Effect of patent filing on gene characterization.
Since applications for patents on DNA sequences became common practice in the early 1990's , critics have raised a number of objections against the patenting of biological material. The debate has remained vivid to the current day , . The question whether, and to what extent, patenting of genes impacts academic science has remained a topic of controversy. To follow functional annotation progress of patented versus non-patented genes since 2001, we applied the GCI scoring system to all patented and non-patented genes and followed the fate of the different groups up to September 2007, 6 years after the release of the first draft of the human genome sequence. From NCBI's patented sequence database, we extracted 11278 patented genes, applied the GCI scoring system based on both GeneLynx release 0.9 (May 2001) and Entrez Gene release September 2007 and compared the GCI score distribution for the 2 time points. In the same way, we extracted 20867 non-patented genes from GeneLynx 0.9 and 19331 non-patented genes from Entrez Gene September 2007 and compared the score distributions between the 2 genome releases. It should be noted that there have been fluctuations in the mappings of cDNAs to genes in successive genome releases accounting for the slight variations in the number of genes in the different groups between 2001 and 2007. For patented genes in 2001, 93% of GCI scores spanned across the low to medium part of the scale (GCI<7.5), with merely 7% clustering at the high end (GCI≥7.5) (Figure 5). In 2007, however, the centre of the distribution was shifted from low (GCI = 1.5–2.4) to medium high scores (GCI = 6.5–7.4), with over 36% of genes ranking above 7.4. In 2007, there were only 1.3% of patented genes left scoring below 3.5. By dividing the genes into bins, it became apparent that over 40% of patented genes had climbed up the scale from the low GCI bin, with the highest increase for the high GCI bin (Table 6).
Histogram presenting substantial differences in annotation progress between patented and non-patented genes.
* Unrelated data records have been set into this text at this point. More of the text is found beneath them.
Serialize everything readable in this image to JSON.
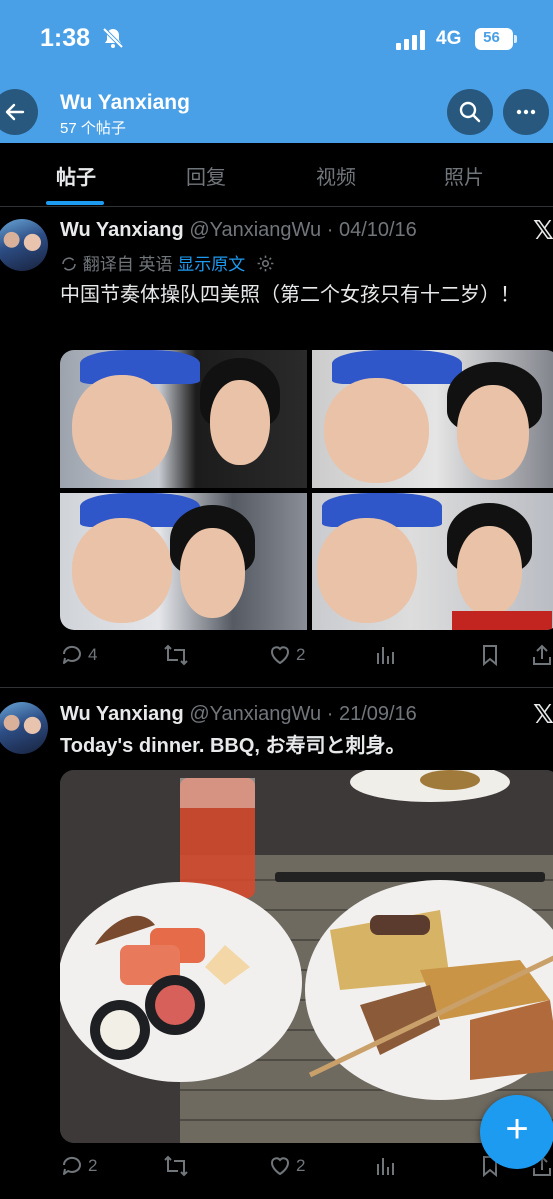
{
  "status_bar": {
    "time": "1:38",
    "network": "4G",
    "battery": "56"
  },
  "header": {
    "name": "Wu Yanxiang",
    "post_count": "57 个帖子"
  },
  "tabs": [
    {
      "label": "帖子",
      "active": true
    },
    {
      "label": "回复",
      "active": false
    },
    {
      "label": "视频",
      "active": false
    },
    {
      "label": "照片",
      "active": false
    }
  ],
  "posts": [
    {
      "name": "Wu Yanxiang",
      "meta": "@YanxiangWu · 04/10/16",
      "translation": {
        "label": "翻译自 英语",
        "action": "显示原文"
      },
      "text": "中国节奏体操队四美照（第二个女孩只有十二岁）！",
      "replies": "4",
      "likes": "2"
    },
    {
      "name": "Wu Yanxiang",
      "meta": "@YanxiangWu · 21/09/16",
      "text": "Today's dinner. BBQ, お寿司と刺身。",
      "replies": "2",
      "likes": "2"
    }
  ],
  "icons": [
    "back-arrow-icon",
    "search-icon",
    "more-icon",
    "x-logo-icon",
    "reply-icon",
    "repost-icon",
    "like-icon",
    "views-icon",
    "bookmark-icon",
    "share-icon",
    "plus-icon"
  ],
  "colors": {
    "header_bg": "#4aa0e6",
    "accent": "#1d9bf0",
    "muted": "#71767b",
    "bg": "#000000"
  }
}
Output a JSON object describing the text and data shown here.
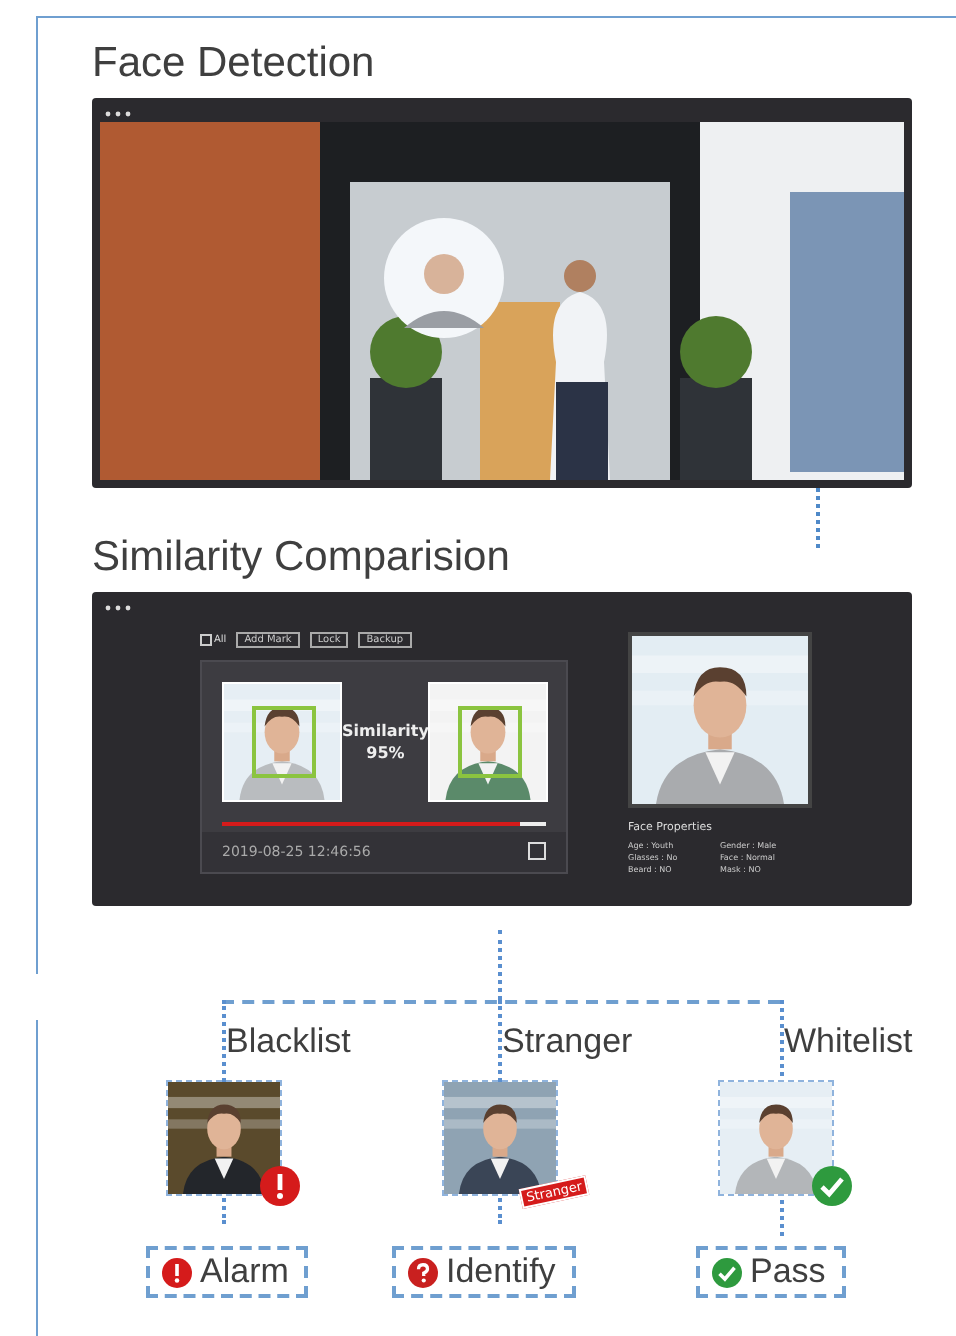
{
  "face_detection": {
    "title": "Face Detection"
  },
  "similarity": {
    "title": "Similarity Comparision",
    "toolbar": {
      "select_all": {
        "label": "All",
        "checked": false
      },
      "buttons": [
        "Add Mark",
        "Lock",
        "Backup"
      ]
    },
    "match": {
      "label": "Similarity",
      "value": "95%",
      "level": 0.92,
      "timestamp": "2019-08-25 12:46:56",
      "checked": false
    },
    "properties": {
      "title": "Face Properties",
      "items": [
        {
          "name": "Age :",
          "value": "Youth"
        },
        {
          "name": "Gender :",
          "value": "Male"
        },
        {
          "name": "Glasses :",
          "value": "No"
        },
        {
          "name": "Face :",
          "value": "Normal"
        },
        {
          "name": "Beard :",
          "value": "NO"
        },
        {
          "name": "Mask :",
          "value": "NO"
        }
      ]
    }
  },
  "outcomes": [
    {
      "label": "Blacklist",
      "kind": "alarm",
      "action": "Alarm"
    },
    {
      "label": "Stranger",
      "kind": "identify",
      "action": "Identify",
      "tag": "Stranger"
    },
    {
      "label": "Whitelist",
      "kind": "pass",
      "action": "Pass"
    }
  ]
}
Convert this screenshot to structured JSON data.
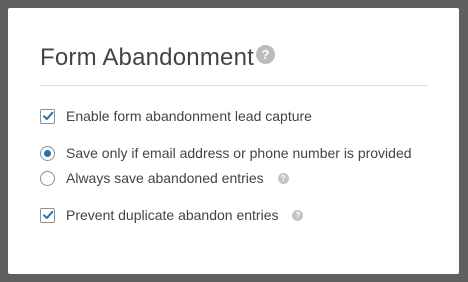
{
  "panel": {
    "title": "Form Abandonment",
    "title_help_glyph": "?"
  },
  "options": {
    "enable_capture": {
      "label": "Enable form abandonment lead capture",
      "checked": true
    },
    "save_mode": {
      "selected": "email_or_phone",
      "choices": [
        {
          "label": "Save only if email address or phone number is provided",
          "selected": true
        },
        {
          "label": "Always save abandoned entries",
          "selected": false,
          "help_glyph": "?"
        }
      ]
    },
    "prevent_duplicates": {
      "label": "Prevent duplicate abandon entries",
      "checked": true,
      "help_glyph": "?"
    }
  },
  "colors": {
    "accent": "#2271b1",
    "backdrop": "#5f5f5f",
    "text": "#444444",
    "help_icon": "#bbbbbb"
  },
  "icons": [
    "help-icon",
    "checkmark-icon",
    "radio-dot-icon"
  ]
}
Fluctuating gene numbers due to changes in genome annotations and transcript mappings.
The evolution for the GCI distribution for non-patented genes was markedly different. As illustrated in Figure 5, in 2001 over 90% of all non-patented genes clustered at scores below 3.5, with less than 1% reaching the high end of the scale (GCI≥7.5). In September 2007, this distribution had not notably changed with over 75% of genes remaining at the low end of the scale (GCI<3.5). The majority of genes that had left the low GCI bin had moved to the medium GCI bin, and not to the high GCI bin as observed for patented genes (Table 6). Also, a fraction of the genes originally in the low score bin had been removed all together (1535 genes), likely due to genome reannotations.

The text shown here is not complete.